The Young Neapolitan Fisherman playing with a turtle, held on a bulrush leash, caused a sensation when exhibited at the 1833 Salon. The critics noted the anatomical precision and naturalness of the boy with his fresh and naive expression, changing the view on antique art. Opposing the proponents of classicism to those of romanticism, this work which marked the picturesque movement in sculpture, shows how François Rude subtly renewed the classical tradition. While preserving the nudity dear to the ancient model, he transposed it into contemporary reality, which he interpreted using examples from the literature or painting of that period, having not yet been to Italy. His young fisherman, recognisable by his net and cap, is thus featured ‘as an emanation of the shepherds of Arcadia, pastoral figures often represented by neoclassical sculptors’. (op. cit. supra, p. 60)
However the freedom in the young boy’s graceful attitude, the picturesqueness of his playing, the lively expression of his laughing face with its common features, the realism of his felt cap and wet hair make the subject both quaint and modern, linking it more closely to the Romantic school by breaking away from the idealized classical beauty.

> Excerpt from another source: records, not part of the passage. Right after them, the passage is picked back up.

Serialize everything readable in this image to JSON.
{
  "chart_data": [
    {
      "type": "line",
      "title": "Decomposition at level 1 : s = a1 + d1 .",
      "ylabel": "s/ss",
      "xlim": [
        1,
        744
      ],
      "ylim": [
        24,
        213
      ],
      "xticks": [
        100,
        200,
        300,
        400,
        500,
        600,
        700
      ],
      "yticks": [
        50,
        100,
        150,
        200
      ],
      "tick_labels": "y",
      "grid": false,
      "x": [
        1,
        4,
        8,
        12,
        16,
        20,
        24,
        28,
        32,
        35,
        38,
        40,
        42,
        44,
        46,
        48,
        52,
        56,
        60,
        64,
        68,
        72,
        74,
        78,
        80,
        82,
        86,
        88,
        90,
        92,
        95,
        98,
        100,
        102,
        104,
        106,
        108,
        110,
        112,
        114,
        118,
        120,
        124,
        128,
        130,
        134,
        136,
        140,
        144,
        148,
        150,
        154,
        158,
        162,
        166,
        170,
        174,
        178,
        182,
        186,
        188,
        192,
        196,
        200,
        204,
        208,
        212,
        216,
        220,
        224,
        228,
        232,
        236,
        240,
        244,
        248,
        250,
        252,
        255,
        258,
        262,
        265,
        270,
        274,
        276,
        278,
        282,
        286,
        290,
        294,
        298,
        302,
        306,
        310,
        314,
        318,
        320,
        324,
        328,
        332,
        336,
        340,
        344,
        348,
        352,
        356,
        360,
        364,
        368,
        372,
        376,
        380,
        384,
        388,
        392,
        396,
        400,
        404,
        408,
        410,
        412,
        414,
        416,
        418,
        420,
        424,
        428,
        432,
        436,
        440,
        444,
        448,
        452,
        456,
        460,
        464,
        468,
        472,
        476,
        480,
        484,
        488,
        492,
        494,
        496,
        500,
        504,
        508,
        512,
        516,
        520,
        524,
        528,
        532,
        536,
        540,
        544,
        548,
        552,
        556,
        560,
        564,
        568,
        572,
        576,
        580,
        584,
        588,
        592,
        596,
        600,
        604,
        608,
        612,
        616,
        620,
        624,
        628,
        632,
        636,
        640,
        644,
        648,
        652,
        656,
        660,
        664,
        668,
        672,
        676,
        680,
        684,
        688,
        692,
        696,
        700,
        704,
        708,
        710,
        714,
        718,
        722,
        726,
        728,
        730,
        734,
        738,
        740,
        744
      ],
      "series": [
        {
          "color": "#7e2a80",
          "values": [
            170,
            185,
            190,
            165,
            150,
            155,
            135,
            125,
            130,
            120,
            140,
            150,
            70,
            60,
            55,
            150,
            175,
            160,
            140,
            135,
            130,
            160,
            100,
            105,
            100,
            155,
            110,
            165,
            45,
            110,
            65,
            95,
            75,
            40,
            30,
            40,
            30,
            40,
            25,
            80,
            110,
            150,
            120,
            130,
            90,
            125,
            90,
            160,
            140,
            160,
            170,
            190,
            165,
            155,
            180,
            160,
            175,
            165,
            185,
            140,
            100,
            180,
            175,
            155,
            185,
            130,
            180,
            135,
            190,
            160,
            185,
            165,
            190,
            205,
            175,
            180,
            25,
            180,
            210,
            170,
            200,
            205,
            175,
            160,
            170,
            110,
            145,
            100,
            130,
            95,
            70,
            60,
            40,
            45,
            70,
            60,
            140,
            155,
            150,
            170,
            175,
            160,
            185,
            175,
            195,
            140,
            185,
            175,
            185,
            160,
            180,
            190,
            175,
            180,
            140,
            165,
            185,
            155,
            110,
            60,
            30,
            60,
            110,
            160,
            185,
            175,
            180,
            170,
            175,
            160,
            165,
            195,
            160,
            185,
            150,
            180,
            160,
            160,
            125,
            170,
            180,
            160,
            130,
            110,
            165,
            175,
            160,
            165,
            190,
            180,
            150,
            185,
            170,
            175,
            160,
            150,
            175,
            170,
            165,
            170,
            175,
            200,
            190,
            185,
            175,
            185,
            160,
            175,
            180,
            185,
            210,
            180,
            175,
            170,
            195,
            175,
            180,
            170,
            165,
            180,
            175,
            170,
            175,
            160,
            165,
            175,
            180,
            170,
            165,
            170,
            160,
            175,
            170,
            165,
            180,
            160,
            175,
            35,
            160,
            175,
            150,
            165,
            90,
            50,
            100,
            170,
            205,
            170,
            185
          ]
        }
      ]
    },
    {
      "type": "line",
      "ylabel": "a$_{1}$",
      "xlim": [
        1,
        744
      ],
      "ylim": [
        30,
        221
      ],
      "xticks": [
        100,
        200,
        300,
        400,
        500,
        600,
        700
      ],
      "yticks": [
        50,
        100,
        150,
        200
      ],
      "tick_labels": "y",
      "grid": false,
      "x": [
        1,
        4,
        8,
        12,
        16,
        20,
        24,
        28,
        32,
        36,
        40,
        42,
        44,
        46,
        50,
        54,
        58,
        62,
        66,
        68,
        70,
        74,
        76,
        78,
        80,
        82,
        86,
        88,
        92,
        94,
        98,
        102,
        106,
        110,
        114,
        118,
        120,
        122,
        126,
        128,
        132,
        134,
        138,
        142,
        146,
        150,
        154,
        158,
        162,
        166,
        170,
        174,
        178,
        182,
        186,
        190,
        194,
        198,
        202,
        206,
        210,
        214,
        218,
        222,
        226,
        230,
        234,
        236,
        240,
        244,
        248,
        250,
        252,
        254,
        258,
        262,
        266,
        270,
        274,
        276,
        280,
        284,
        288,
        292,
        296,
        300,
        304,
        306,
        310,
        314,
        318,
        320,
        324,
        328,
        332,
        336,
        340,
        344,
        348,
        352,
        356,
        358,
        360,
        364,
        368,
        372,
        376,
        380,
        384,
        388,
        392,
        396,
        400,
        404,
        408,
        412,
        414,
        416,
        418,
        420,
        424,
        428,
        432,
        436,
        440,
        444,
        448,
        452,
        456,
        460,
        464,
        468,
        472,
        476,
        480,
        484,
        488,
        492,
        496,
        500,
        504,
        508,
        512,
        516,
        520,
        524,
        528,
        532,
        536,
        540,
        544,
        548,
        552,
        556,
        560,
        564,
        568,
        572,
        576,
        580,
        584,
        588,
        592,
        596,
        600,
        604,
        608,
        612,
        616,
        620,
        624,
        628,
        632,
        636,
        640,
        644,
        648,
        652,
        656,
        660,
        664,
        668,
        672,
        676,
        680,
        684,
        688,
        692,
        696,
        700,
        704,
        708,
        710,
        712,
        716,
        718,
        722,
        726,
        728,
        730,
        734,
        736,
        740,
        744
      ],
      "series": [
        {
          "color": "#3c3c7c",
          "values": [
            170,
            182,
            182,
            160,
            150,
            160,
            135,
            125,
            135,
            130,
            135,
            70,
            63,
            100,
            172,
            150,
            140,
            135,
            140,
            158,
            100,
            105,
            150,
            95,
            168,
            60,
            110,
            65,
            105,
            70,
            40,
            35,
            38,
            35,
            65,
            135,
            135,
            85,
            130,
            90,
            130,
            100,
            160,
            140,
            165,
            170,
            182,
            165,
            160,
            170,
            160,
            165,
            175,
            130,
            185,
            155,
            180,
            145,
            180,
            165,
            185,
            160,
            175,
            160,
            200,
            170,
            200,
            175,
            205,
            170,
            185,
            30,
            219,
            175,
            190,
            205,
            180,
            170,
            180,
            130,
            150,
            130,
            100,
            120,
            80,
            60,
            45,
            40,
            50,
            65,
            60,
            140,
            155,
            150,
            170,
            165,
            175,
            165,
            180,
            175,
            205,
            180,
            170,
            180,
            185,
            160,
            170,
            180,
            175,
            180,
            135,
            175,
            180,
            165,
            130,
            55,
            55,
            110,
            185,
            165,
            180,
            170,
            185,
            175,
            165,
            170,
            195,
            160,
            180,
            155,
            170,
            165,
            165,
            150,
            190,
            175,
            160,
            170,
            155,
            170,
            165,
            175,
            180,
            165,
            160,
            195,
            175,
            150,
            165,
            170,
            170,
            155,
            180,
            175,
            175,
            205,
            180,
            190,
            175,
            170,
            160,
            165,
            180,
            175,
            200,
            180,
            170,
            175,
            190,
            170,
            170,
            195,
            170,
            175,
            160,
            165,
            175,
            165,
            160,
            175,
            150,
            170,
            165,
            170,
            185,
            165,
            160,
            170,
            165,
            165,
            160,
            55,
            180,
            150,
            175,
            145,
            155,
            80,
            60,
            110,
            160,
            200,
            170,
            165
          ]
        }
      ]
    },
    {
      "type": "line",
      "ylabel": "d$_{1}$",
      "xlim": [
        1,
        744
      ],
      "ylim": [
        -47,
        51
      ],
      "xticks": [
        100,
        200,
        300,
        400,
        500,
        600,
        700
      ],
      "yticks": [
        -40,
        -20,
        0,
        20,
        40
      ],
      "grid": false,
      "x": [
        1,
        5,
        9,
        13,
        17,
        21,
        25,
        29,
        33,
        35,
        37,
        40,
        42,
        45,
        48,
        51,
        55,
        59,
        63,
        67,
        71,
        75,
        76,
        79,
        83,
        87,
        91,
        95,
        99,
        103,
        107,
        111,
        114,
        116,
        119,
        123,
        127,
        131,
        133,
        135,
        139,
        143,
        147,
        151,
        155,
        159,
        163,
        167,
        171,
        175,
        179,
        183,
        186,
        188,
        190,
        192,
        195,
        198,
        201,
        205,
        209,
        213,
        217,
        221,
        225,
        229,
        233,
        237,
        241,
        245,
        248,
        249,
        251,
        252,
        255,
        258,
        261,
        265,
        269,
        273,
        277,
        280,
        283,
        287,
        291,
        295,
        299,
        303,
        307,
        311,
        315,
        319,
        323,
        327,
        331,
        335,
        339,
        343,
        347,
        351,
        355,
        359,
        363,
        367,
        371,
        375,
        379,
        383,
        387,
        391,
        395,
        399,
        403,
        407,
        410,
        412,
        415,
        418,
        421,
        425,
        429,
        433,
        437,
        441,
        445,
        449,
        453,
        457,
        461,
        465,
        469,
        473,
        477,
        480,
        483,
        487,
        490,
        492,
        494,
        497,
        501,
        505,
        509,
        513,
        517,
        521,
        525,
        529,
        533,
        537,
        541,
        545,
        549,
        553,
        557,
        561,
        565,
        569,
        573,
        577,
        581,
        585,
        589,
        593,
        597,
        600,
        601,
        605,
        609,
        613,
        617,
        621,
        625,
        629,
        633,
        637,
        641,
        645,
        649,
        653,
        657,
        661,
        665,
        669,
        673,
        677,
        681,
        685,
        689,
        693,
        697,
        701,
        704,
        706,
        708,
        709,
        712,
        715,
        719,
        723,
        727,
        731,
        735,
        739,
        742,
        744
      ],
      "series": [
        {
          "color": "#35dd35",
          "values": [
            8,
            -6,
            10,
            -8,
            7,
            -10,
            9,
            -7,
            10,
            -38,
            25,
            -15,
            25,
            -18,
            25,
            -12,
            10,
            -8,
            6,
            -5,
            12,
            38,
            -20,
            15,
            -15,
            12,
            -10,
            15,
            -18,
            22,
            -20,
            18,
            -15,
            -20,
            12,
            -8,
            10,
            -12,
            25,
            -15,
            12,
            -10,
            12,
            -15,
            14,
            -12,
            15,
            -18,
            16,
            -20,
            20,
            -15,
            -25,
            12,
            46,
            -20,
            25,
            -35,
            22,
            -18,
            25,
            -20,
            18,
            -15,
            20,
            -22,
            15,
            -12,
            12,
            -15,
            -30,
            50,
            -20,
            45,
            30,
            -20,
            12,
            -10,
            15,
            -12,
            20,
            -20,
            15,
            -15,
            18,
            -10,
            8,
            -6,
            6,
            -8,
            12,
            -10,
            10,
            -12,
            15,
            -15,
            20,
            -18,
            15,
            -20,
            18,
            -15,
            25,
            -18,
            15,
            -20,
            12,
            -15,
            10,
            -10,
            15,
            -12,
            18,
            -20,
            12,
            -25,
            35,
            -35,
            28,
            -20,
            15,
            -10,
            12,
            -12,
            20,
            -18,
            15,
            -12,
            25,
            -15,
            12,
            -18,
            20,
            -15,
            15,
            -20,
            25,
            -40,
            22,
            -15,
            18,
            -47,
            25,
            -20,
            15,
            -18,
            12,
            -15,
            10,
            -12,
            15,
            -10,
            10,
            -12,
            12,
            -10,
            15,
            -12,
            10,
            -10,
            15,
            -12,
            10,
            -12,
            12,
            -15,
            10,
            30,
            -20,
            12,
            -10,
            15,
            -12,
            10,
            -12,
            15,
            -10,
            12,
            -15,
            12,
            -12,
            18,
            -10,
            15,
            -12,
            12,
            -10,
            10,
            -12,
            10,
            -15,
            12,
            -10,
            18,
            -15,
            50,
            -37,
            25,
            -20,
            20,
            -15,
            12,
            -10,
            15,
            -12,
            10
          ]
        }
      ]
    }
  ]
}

This artwork, destined to be a great success, was edited in bronze many times, first by the Maison Barbedienne, François Rude’s historical founder, with which he had entered a contract for the edition of this sculpture as early as 1843, and then by the Susse foundry from 1905 onwards.
The contract with Barbedienne merely concerned small-scale versions using the Collas process and did not apply to the edition of full-scale models. We do know, however, that there were two bronze versions of the full-scale model:
– the only one identified and located up to now was cast by Eck and Durant in 1858, probably at the request of the Rude family, to honour the artist’s memory after his death in 1855. It is now kept in the Dijon museum.
– the other was a cast by Barbedienne. Indeed, a letter dated May 16, 1887 (kept in the archives of the Rouen museum) attests that the Barbedienne foundry provided the lot No. 1 for a lottery, consisting of a copy of a life-sized bronze of the Fisherman with a turtle by Rude. In this letter, the winner of the prize offered to sell this bronze to the Dijon museum for 1500 francs, an offer which the museum did not take up. All trace of this bronze was subsequently lost. However, our bronze sculpture, is life-sized as the marble model exhibited in the Louvre Museum. Cast by the Barbedienne foundry, it is precisely dedicated and dated by Ferdinand Barbedienne ‘to the memory of François Rude, F. Barbedienne 18-83’.
It thus corresponds in all respects to the lost bronze of the lottery and is the only bronze copy of this model cast by Barbedienne to scale 1.
The François Rude specialist, Joseph Wassili, whom we thank for all the valuable information he has given us on this work, indicated that he does not know of any other copy of this format.
Our sculpture is therefore a work of great rarity and its discovery is exceptional.